Fitness Business: diversify or disappear
In the short term, in strategic-commercial Matryoshka style, even a third of them is offered as a fitness service. All within the void of the first and second and gradually others, placed in the basket through campaigns that coincide with the holy days and then Valentine’s Day, Mother’s Day, Father’s Day, and very originally with the “Promo-Christmas” of which it was said. The problem is that even the fitness provider no longer knows what he has become in recent yearsafter the battle played (and sometimes lost) against the grotesque profiles of the instagram super-trainers. And while the fitness provider doesn’t know what he’s selling let alone diversifying-yes, why to diversify you need strategy and brains while to standardize nois there someone, or rather, “there was someone” who, instead of applying literally what he learns by heart in webinars, would have the intuition to understand how to diversify. Because he learned it from the field, from customers, all different, all original. It’s him, or rather it was him: the True Instructor.

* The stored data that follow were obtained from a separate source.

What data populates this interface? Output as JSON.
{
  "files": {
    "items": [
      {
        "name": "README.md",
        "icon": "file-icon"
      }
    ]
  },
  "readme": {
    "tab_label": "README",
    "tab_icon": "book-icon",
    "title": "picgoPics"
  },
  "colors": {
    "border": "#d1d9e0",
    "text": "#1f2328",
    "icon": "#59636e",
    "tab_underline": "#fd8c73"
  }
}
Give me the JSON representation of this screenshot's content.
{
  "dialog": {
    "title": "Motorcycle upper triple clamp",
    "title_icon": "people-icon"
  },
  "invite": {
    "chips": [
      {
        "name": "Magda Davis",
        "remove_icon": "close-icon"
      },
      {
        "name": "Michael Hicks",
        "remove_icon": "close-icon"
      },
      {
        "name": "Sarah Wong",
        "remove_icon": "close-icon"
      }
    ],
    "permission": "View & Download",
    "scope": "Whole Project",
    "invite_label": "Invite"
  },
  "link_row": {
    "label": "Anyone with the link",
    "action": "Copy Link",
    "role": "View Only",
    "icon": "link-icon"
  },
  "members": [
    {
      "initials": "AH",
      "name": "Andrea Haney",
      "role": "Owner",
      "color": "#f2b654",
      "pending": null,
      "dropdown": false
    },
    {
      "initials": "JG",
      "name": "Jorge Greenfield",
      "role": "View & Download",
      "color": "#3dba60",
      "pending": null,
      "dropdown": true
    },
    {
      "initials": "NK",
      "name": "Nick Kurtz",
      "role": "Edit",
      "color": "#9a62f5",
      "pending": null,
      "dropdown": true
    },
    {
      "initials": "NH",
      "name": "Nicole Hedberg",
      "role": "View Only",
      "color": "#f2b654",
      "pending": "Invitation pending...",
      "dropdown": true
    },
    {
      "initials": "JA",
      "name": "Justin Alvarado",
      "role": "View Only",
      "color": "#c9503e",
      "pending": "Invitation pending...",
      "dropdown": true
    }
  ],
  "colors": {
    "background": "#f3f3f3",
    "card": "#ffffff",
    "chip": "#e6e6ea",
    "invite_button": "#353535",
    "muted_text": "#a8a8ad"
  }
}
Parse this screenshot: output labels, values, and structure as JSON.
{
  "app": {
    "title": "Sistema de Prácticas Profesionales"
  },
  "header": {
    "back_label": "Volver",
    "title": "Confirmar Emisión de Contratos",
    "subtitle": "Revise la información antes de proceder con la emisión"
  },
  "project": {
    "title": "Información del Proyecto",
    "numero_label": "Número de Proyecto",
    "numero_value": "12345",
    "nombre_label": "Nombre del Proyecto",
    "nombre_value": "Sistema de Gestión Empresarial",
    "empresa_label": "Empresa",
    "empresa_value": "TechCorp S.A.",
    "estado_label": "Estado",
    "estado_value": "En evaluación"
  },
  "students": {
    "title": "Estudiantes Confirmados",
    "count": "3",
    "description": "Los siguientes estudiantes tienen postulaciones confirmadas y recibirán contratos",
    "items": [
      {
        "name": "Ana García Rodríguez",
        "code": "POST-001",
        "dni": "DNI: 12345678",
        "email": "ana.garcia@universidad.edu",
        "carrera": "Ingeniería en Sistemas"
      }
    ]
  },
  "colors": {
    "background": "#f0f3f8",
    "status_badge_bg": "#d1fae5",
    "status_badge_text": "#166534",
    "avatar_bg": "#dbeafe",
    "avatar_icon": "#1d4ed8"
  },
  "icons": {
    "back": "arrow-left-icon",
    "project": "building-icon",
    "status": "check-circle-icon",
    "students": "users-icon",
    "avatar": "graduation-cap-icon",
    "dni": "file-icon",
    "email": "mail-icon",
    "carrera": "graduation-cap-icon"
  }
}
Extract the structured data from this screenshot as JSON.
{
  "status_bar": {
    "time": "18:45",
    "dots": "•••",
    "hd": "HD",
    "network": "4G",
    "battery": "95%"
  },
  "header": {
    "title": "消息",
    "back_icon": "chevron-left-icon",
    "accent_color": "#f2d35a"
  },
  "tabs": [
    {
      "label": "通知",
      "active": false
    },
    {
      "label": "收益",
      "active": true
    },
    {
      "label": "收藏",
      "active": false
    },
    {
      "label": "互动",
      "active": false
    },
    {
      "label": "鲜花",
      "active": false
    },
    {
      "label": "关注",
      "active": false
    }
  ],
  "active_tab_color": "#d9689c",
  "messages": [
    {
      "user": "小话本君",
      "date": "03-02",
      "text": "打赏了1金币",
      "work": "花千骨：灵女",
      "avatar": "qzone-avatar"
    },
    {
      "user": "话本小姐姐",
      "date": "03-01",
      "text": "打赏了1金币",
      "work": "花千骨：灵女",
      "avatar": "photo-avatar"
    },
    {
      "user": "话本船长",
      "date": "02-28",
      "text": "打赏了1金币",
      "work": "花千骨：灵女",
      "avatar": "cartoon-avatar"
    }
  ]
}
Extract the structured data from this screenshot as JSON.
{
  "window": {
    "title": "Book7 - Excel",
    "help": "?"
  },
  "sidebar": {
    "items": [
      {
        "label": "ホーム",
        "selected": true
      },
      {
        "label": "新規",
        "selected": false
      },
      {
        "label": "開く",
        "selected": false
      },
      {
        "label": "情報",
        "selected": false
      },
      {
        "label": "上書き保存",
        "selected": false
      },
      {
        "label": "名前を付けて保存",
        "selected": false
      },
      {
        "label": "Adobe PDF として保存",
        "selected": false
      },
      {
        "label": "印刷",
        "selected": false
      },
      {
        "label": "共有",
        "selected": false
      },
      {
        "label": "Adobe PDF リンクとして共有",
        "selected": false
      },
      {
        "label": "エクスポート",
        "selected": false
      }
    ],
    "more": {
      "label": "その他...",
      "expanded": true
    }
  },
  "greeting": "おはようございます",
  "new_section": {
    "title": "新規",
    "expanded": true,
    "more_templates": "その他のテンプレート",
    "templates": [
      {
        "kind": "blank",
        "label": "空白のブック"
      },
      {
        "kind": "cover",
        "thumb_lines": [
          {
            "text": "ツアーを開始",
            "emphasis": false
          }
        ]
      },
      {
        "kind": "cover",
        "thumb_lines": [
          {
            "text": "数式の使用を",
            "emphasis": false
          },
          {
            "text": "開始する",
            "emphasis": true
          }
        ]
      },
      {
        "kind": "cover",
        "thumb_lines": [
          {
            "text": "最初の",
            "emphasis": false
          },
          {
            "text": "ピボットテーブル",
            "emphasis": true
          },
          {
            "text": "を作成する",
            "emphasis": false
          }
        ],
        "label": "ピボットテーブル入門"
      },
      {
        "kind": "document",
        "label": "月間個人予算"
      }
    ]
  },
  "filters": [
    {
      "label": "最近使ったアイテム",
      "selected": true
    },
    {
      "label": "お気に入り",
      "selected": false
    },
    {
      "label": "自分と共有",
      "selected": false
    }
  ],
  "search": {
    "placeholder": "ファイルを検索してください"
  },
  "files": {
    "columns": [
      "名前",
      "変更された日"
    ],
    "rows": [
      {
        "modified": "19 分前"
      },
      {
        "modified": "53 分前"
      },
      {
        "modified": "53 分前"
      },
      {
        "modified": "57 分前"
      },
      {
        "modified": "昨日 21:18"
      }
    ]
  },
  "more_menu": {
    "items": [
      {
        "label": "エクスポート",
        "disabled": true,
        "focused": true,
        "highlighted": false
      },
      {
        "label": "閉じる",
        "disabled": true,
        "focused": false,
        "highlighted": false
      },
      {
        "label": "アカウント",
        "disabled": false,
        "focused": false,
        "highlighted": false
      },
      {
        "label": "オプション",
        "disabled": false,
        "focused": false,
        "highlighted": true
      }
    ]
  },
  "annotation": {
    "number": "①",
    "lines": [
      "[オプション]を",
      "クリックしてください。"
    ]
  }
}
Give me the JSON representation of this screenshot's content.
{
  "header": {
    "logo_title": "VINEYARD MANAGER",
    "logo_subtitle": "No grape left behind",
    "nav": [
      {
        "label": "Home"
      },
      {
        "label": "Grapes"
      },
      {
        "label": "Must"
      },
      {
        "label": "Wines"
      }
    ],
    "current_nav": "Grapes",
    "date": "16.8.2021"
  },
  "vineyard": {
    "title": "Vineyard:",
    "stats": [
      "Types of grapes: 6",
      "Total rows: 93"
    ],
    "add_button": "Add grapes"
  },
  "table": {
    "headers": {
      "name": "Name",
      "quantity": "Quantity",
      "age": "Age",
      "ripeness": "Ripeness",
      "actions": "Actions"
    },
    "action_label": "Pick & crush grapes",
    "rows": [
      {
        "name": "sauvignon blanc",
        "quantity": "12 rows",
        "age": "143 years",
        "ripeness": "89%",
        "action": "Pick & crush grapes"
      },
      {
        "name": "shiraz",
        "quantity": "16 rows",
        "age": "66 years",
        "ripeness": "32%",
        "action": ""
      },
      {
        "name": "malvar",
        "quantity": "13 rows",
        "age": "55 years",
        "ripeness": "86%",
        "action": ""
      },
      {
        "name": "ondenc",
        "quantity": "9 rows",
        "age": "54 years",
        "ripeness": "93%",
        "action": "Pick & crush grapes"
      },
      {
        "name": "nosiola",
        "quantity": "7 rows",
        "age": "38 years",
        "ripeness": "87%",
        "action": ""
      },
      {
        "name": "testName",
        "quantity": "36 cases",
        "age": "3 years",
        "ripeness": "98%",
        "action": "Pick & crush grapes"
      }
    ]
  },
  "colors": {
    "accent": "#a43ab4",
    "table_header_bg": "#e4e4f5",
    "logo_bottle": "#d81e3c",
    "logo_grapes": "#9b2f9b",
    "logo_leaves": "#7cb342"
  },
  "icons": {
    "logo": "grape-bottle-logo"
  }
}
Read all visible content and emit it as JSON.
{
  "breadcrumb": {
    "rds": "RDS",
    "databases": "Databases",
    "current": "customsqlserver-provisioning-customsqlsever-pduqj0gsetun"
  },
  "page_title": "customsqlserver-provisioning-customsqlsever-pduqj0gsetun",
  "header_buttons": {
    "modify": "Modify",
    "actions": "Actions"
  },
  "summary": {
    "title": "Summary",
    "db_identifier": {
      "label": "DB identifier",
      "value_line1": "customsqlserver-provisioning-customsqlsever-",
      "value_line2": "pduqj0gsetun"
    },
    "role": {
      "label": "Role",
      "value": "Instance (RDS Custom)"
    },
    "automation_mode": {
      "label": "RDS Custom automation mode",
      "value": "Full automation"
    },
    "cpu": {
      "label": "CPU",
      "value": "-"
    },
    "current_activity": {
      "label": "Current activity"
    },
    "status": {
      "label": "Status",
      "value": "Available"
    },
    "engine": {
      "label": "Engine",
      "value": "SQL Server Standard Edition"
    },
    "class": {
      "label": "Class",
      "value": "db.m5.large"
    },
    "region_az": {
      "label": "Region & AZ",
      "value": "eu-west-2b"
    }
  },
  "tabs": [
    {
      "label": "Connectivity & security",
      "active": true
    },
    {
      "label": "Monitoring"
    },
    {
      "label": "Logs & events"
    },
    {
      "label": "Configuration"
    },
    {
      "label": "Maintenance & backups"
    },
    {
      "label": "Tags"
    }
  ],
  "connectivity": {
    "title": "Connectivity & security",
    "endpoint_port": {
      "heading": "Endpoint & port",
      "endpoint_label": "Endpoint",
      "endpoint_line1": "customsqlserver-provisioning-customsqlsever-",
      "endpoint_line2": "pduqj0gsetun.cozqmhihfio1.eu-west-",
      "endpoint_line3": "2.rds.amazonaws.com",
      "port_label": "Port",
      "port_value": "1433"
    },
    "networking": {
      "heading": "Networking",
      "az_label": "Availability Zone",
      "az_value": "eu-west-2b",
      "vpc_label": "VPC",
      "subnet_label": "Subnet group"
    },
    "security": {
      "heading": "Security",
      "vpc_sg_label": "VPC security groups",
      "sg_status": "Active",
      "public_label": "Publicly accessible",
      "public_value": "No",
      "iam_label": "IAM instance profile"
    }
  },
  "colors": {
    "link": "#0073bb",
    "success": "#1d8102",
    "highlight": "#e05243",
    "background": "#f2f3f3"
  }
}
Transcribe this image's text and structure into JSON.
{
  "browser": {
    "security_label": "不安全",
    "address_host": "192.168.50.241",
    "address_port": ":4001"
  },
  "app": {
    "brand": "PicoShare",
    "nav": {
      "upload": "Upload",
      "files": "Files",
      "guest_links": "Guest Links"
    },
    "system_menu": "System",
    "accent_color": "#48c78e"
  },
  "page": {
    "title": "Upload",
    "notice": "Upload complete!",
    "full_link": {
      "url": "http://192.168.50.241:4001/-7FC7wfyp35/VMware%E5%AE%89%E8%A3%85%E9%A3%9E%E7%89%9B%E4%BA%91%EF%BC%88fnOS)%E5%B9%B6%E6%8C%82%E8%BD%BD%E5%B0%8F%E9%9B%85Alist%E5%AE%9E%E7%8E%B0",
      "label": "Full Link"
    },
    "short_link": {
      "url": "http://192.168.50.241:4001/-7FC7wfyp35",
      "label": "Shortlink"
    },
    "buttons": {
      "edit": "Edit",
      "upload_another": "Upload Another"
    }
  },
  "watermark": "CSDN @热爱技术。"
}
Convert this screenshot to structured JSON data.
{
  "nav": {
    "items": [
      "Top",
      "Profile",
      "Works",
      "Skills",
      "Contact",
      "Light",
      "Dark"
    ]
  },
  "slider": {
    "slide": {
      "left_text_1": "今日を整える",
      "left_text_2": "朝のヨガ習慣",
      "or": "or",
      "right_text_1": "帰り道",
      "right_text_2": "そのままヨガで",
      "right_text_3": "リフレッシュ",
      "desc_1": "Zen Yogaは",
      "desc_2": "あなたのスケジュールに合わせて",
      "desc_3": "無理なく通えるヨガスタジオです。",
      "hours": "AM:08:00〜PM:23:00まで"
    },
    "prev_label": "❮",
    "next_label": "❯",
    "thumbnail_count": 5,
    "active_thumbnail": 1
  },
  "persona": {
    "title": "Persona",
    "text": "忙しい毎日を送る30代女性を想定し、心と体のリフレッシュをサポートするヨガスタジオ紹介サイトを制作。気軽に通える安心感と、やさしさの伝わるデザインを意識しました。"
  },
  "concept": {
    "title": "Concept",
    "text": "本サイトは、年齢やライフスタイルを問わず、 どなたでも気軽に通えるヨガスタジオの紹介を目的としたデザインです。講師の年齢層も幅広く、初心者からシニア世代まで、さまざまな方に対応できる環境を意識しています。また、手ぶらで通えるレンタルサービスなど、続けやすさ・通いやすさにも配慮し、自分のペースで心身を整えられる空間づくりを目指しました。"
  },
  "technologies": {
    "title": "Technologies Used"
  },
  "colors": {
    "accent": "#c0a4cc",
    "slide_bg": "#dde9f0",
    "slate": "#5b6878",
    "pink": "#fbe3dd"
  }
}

Fitness Industry: customers lead the way
Service diversification strategies arise from tactics, from the field, from customers. They lead the fitness industry and not pompous managers who don’t distinguish aerobic work from aerobics and they are celebrated with awards while the vast majority of the centers they advise are squabbling over prices. Without perspective. The Real Instructor reads the Real Game that customers play inside the room, manages flows better than a traffic light, switches between a kettlebell and a medicine ball, between a treadmill and an elliptical and fiddles with the defibrillator, if necessary.
Like an expert mechanic who intervenes on difficult cases, the gym is the box of a formula one: puts things back in order but with an expert mechanic who “feels” it before putting his hand to the engine. Same factors of production? Same result: you exit at the first curve, that of the price. If you run it at 19.90 per hour like certain memberships, game lost. If diversification starts from the bottom and goes back to management, how does it go down from the top if it falls the same for everyone? A thought out loud.
READ ALSO: Fitness Industry: everything changed, or not?